Holy Cross Warda’s Link to a Past President of the LCMS Texas District

One thing that caught my attention when I was reading about the history of Holy Cross Lutheran Church in Warda is that they were briefly served by a licensed ministerial candidate who is just listed as “F. Jesse.”

From 1959-63, the Rev. Albert Jesse, who was also pastor at St. Paul’s Lutheran Church in Austin for may years, also served as the president of the Texas District. Could they be related? They do, after all, share the same fairly uncommon surname.

For various reasons, for about a year and a half after it was established in 1873, the Lutheran Church–Missouri Synod refused to recognize Holy Cross or send them a pastor. As a result, the congregation turned to the competing Texas Synod.

Their first pastor, the Rev. Eduard Zapf, died after serving them for a mere nine months. After that, the Texas Synod didn’t have an ordained pastor to serve them, so they sent F. Jesse, who at the time was only a ministerial candidate. Jesse seems to have only served at Warda for a few months.

Not everyone at Holy Cross was happy with a Texas Synod pastor, so they attempted to convince first Zapf and then Jesse to change horses in mid-stream and join the Missouri Synod. They did not, however, meet with success, and in late 1874 they made up with the folks in Missouri and received an LCMS pastor, the Rev. Timotheus Stiemke.

It took me a long time to figure out F. Jesse’s first name (it’s Frederick). Along the way, I discovered that F. Jesse then shows up in Pflugerville, where he’s present when Immanuel Lutheran Church is founded (for the second time) in April 1874. Then later he is pastor at Salem Lutheran Church of Brenham from 1884-1890.

Bishop Michael Rinehart of the Texas-Louisiana Gulf Coast Synod of the Evangelical Lutheran Church of America (the successor body, through several mergers, of the Texas Synod) writes in a history of Lutheran in Texas that in 1890, F. Jesse and four other Texas Synod pastors left the Texas Synod (Jesse’s congregation stayed with the Texas Synod, and is an ELCA congregation today).
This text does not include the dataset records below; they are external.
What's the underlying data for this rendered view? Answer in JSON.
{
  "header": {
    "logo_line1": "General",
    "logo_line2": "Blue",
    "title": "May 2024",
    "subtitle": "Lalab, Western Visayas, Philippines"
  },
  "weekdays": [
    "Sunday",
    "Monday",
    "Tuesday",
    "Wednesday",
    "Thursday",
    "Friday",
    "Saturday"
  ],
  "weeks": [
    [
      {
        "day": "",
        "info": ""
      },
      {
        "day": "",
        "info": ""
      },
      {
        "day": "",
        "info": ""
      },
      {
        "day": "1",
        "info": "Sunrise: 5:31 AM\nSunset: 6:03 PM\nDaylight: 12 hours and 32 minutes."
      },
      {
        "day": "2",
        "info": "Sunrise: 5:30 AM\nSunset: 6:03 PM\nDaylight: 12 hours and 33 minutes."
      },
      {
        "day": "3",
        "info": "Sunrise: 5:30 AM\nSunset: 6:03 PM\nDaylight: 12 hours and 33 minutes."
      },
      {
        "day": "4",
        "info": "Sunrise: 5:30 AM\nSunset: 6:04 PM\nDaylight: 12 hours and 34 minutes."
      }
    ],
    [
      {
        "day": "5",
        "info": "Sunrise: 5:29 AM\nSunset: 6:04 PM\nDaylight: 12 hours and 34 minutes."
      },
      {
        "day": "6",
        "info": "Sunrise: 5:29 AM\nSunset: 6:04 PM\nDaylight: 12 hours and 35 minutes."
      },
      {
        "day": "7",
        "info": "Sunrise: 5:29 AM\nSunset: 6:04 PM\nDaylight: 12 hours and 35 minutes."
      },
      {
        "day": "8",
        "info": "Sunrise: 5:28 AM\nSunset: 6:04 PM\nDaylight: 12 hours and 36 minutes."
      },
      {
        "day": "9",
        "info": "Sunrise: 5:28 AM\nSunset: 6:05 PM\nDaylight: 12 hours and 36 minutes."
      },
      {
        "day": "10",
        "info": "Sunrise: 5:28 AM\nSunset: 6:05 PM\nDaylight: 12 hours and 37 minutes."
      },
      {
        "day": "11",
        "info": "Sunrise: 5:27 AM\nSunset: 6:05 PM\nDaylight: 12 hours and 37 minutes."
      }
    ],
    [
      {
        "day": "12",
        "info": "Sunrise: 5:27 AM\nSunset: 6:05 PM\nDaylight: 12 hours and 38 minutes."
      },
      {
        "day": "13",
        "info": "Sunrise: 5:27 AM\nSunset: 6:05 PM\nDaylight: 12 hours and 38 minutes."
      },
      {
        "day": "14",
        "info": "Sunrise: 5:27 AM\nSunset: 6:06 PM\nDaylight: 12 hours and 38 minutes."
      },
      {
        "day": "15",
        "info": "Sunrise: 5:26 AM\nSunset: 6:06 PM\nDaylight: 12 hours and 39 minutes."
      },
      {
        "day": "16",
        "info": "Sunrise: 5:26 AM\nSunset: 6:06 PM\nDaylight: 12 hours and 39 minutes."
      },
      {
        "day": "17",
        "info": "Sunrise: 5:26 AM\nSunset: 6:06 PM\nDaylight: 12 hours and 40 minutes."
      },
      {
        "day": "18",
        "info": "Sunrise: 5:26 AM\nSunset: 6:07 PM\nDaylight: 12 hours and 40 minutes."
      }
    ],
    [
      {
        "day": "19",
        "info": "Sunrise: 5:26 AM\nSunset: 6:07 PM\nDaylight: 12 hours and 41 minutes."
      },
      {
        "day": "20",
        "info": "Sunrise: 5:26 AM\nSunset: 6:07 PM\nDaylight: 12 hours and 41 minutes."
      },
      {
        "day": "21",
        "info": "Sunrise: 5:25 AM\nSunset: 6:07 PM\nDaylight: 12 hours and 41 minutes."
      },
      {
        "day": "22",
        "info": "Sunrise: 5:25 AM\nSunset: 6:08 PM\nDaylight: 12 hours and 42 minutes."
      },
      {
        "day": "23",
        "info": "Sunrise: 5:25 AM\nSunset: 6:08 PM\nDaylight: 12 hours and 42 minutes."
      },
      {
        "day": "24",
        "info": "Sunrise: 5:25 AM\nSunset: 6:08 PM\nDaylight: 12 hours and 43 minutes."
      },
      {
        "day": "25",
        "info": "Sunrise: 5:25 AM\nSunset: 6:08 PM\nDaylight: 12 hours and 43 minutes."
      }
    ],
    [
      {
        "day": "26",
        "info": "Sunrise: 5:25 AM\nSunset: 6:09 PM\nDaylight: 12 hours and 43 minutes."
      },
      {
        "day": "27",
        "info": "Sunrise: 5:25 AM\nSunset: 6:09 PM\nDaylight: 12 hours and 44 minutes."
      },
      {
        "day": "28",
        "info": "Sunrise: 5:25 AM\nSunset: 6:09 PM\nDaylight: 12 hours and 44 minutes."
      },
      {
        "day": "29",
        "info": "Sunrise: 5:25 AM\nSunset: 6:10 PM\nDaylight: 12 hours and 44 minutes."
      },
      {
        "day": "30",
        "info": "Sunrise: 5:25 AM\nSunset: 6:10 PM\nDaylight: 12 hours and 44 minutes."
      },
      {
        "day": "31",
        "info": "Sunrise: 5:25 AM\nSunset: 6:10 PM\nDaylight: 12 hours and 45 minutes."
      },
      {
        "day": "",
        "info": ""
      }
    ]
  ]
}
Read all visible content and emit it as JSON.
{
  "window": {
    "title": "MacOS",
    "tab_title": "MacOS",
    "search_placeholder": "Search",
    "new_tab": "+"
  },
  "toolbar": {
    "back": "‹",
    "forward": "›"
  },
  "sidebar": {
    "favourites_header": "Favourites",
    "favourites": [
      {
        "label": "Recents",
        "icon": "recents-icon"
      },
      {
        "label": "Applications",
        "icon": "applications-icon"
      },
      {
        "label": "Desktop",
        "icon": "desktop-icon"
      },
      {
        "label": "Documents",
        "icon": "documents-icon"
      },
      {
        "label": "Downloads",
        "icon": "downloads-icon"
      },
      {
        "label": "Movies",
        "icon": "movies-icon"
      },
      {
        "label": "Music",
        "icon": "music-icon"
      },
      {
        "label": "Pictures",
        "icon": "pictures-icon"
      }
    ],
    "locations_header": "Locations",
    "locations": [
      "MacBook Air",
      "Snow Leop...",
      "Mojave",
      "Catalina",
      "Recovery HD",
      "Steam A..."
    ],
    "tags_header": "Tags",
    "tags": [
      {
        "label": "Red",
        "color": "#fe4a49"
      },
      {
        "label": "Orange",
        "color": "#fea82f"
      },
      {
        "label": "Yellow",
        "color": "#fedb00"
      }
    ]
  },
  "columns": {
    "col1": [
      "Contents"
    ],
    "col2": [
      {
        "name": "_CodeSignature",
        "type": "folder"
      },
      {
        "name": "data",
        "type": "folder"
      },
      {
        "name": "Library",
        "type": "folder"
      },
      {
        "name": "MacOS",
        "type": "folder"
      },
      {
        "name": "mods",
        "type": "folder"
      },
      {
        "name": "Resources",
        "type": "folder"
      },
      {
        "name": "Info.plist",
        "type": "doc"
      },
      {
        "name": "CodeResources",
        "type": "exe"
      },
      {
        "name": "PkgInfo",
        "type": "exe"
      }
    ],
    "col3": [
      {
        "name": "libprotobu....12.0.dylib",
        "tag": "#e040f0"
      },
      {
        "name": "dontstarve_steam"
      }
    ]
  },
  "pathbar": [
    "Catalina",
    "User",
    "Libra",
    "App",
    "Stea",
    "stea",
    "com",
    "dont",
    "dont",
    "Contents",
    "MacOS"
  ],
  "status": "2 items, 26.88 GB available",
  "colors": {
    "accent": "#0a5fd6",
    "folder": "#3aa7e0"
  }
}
These five pastors were unhappy with the direction of the General Council (the larger Lutheran body with which the Texas Synod was affiliated at the time), and were unwilling to remain if it didn’t sever its connections with the General Council.

Well now, that’s interesting.

Another clue is found in a 1934  article by the Rev. Gotthilf Birkmann of Fedor (https://wendishresearch.org/historical/people/rev-gotthilf-birkmann/july-26-1934-memories-of-pastor-teacher-conferences-at-an-earlier-time-second-continuation/). He writes the following:

A Rev. Jesse visited our conference on that occasion [an 1886 conference at Salem Lutheran Church in Rose Hill, Texas]. He read a paper to us in which he professed correct doctrine. It was years, however, before he with three others transferred from the Texas Synod to the Missouri Synod. These were August Wenzel, J. H. Sieck, and a Rev. Schwan. This Jesse was the father of the current Rev. Jesse in Atchison, Kansas, and the grandfather of the Rev. Jesse in Houston.

That was enough for me to be able to find the Jesse from Atchison, the Rev. Frederick William Carl Jesse (https://www.findagrave.com/memorial/54865781/frederick-william_carl-jesse), who also happened to serve as the second president of Concordia University in Seward, Nebraska.

The grandson mentioned as being in Houston was the Rev. Richard Jesse, the brother of the Rev. Albert Jesse.

Perhaps F. Jesse’s exposure to the Missouri Synod in Warda may have played a part in him switching synods after all!